Durchlässige Grenzen
"Es gibt Gebiete, wo einfach keine Einigkeit besteht", so der Psychologe. Für Hergovich ist etwa die Homöopathie den Pseudowissenschaften zuzuordnen, es gebe aber sogar Universitätsprofessoren, die gegen diese Einschätzung klar Stellung beziehen würden. Gerade an dieser "Grenze zwischen eindeutig anerkannter Wissenschaft und eindeutiger Esoterik" sei die Trennlinie immer unscharf.
Klar sei daher auch, dass es viel Wissen und Zeit brauche, um sich ein Bild davon zu machen, was man im Einzelfall eigentlich vor sich hat - vor allem als Nicht-Wissenschafter. Für den "Mann oder die Frau auf der Straße" gelte womöglich schon vieles als Wissenschaft, was in den Medien kolportiert wird und mit "Prozentsätzen oder Zahlen" garniert sei.
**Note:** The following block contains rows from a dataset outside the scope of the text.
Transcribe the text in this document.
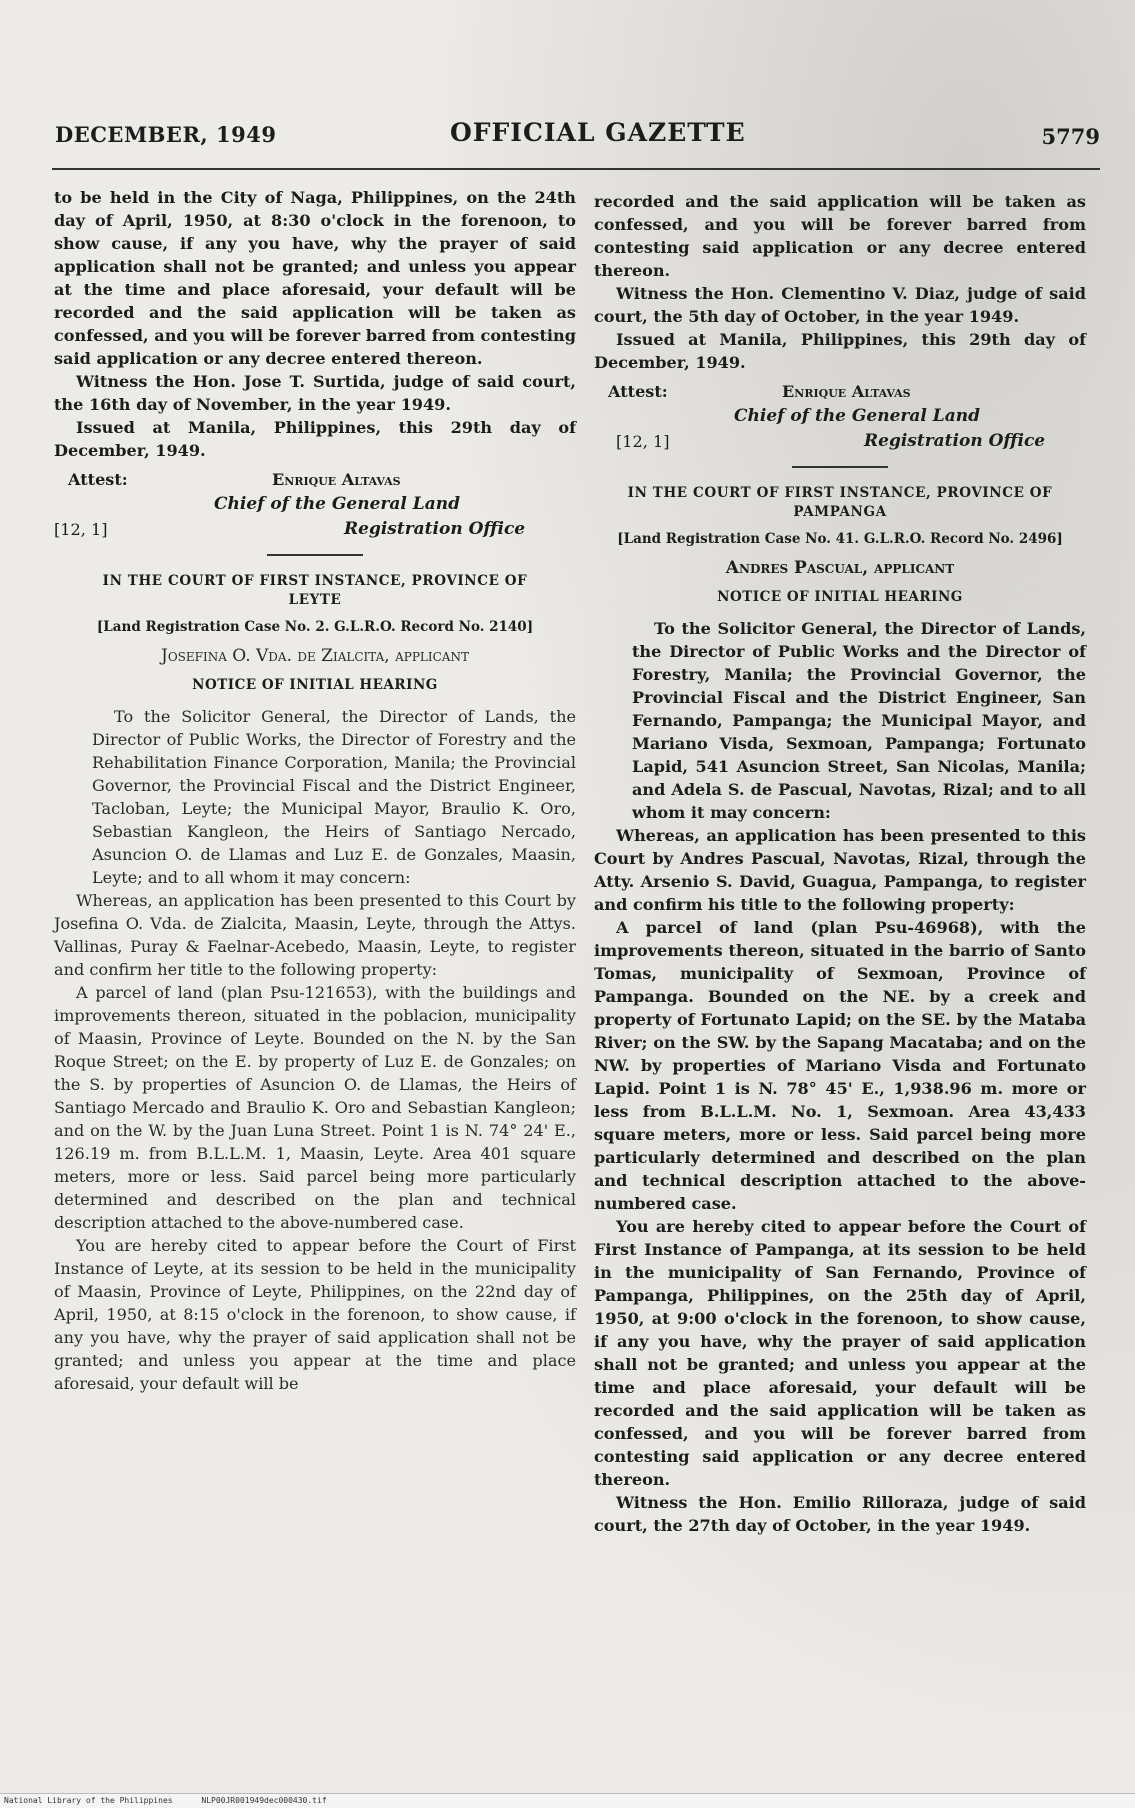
DECEMBER, 1949	OFFICIAL GAZETTE	5779

to be held in the City of Naga, Philippines, on the 24th day of April, 1950, at 8:30 o'clock in the forenoon, to show cause, if any you have, why the prayer of said application shall not be granted; and unless you appear at the time and place aforesaid, your default will be recorded and the said application will be taken as confessed, and you will be forever barred from contesting said application or any decree entered thereon.

Witness the Hon. Jose T. Surtida, judge of said court, the 16th day of November, in the year 1949.

Issued at Manila, Philippines, this 29th day of December, 1949.

Attest:	Enrique Altavas
Chief of the General Land
Registration Office
[12, 1]
IN THE COURT OF FIRST INSTANCE, PROVINCE OF LEYTE
[Land Registration Case No. 2. G.L.R.O. Record No. 2140]
Josefina O. Vda. de Zialcita, applicant
NOTICE OF INITIAL HEARING

To the Solicitor General, the Director of Lands, the Director of Public Works, the Director of Forestry and the Rehabilitation Finance Corporation, Manila; the Provincial Governor, the Provincial Fiscal and the District Engineer, Tacloban, Leyte; the Municipal Mayor, Braulio K. Oro, Sebastian Kangleon, the Heirs of Santiago Nercado, Asuncion O. de Llamas and Luz E. de Gonzales, Maasin, Leyte; and to all whom it may concern:

Whereas, an application has been presented to this Court by Josefina O. Vda. de Zialcita, Maasin, Leyte, through the Attys. Vallinas, Puray & Faelnar-Acebedo, Maasin, Leyte, to register and confirm her title to the following property:

A parcel of land (plan Psu-121653), with the buildings and improvements thereon, situated in the poblacion, municipality of Maasin, Province of Leyte. Bounded on the N. by the San Roque Street; on the E. by property of Luz E. de Gonzales; on the S. by properties of Asuncion O. de Llamas, the Heirs of Santiago Mercado and Braulio K. Oro and Sebastian Kangleon; and on the W. by the Juan Luna Street. Point 1 is N. 74° 24' E., 126.19 m. from B.L.L.M. 1, Maasin, Leyte. Area 401 square meters, more or less. Said parcel being more particularly determined and described on the plan and technical description attached to the above-numbered case.

You are hereby cited to appear before the Court of First Instance of Leyte, at its session to be held in the municipality of Maasin, Province of Leyte, Philippines, on the 22nd day of April, 1950, at 8:15 o'clock in the forenoon, to show cause, if any you have, why the prayer of said application shall not be granted; and unless you appear at the time and place aforesaid, your default will be

recorded and the said application will be taken as confessed, and you will be forever barred from contesting said application or any decree entered thereon.

Witness the Hon. Clementino V. Diaz, judge of said court, the 5th day of October, in the year 1949.

Issued at Manila, Philippines, this 29th day of December, 1949.

Attest:	Enrique Altavas
Chief of the General Land
Registration Office
[12, 1]
IN THE COURT OF FIRST INSTANCE, PROVINCE OF PAMPANGA
[Land Registration Case No. 41. G.L.R.O. Record No. 2496]
Andres Pascual, applicant
NOTICE OF INITIAL HEARING

To the Solicitor General, the Director of Lands, the Director of Public Works and the Director of Forestry, Manila; the Provincial Governor, the Provincial Fiscal and the District Engineer, San Fernando, Pampanga; the Municipal Mayor, and Mariano Visda, Sexmoan, Pampanga; Fortunato Lapid, 541 Asuncion Street, San Nicolas, Manila; and Adela S. de Pascual, Navotas, Rizal; and to all whom it may concern:

Whereas, an application has been presented to this Court by Andres Pascual, Navotas, Rizal, through the Atty. Arsenio S. David, Guagua, Pampanga, to register and confirm his title to the following property:

A parcel of land (plan Psu-46968), with the improvements thereon, situated in the barrio of Santo Tomas, municipality of Sexmoan, Province of Pampanga. Bounded on the NE. by a creek and property of Fortunato Lapid; on the SE. by the Mataba River; on the SW. by the Sapang Macataba; and on the NW. by properties of Mariano Visda and Fortunato Lapid. Point 1 is N. 78° 45' E., 1,938.96 m. more or less from B.L.L.M. No. 1, Sexmoan. Area 43,433 square meters, more or less. Said parcel being more particularly determined and described on the plan and technical description attached to the above-numbered case.

You are hereby cited to appear before the Court of First Instance of Pampanga, at its session to be held in the municipality of San Fernando, Province of Pampanga, Philippines, on the 25th day of April, 1950, at 9:00 o'clock in the forenoon, to show cause, if any you have, why the prayer of said application shall not be granted; and unless you appear at the time and place aforesaid, your default will be recorded and the said application will be taken as confessed, and you will be forever barred from contesting said application or any decree entered thereon.

Witness the Hon. Emilio Rilloraza, judge of said court, the 27th day of October, in the year 1949.

National Library of the Philippines	NLP00JR001949dec000430.tif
Oft reiche, laut Hergovich, vermutlich auch schon die Behauptung: "'Wissenschafter haben herausgefunden, dass...', um etwas als wissenschaftlich erscheinen zu lassen".
Das Bedürfnis nach "klaren Antworten"
Dem Wesen der Wissenschaft sei auch zu einem gewissen Grad immanent, dass "klare Antworten, die die Leute haben wollen" nur selten gegeben werden können. "Das findet man aber in der Pseudowissenschaft, da wird behauptet, dass etwas so und so ist". Das Bedürfnis nach klaren Antworten werde etwa in der Astrologie gut bedient.
"Die Naturwissenschaften können aus meiner Sicht bestimmte Dinge objektiv nicht beantworten." Hergovich: "Warum gibt es so etwas, wie die Freiheit des Willens, obwohl wir das auf der Ebene der Gehirnströme nicht verorten können? Was ist der Sinn des Lebens? Was ist das Geheimnis des Bewusstseins? Das ist völlig unverstanden in den Naturwissenschaften."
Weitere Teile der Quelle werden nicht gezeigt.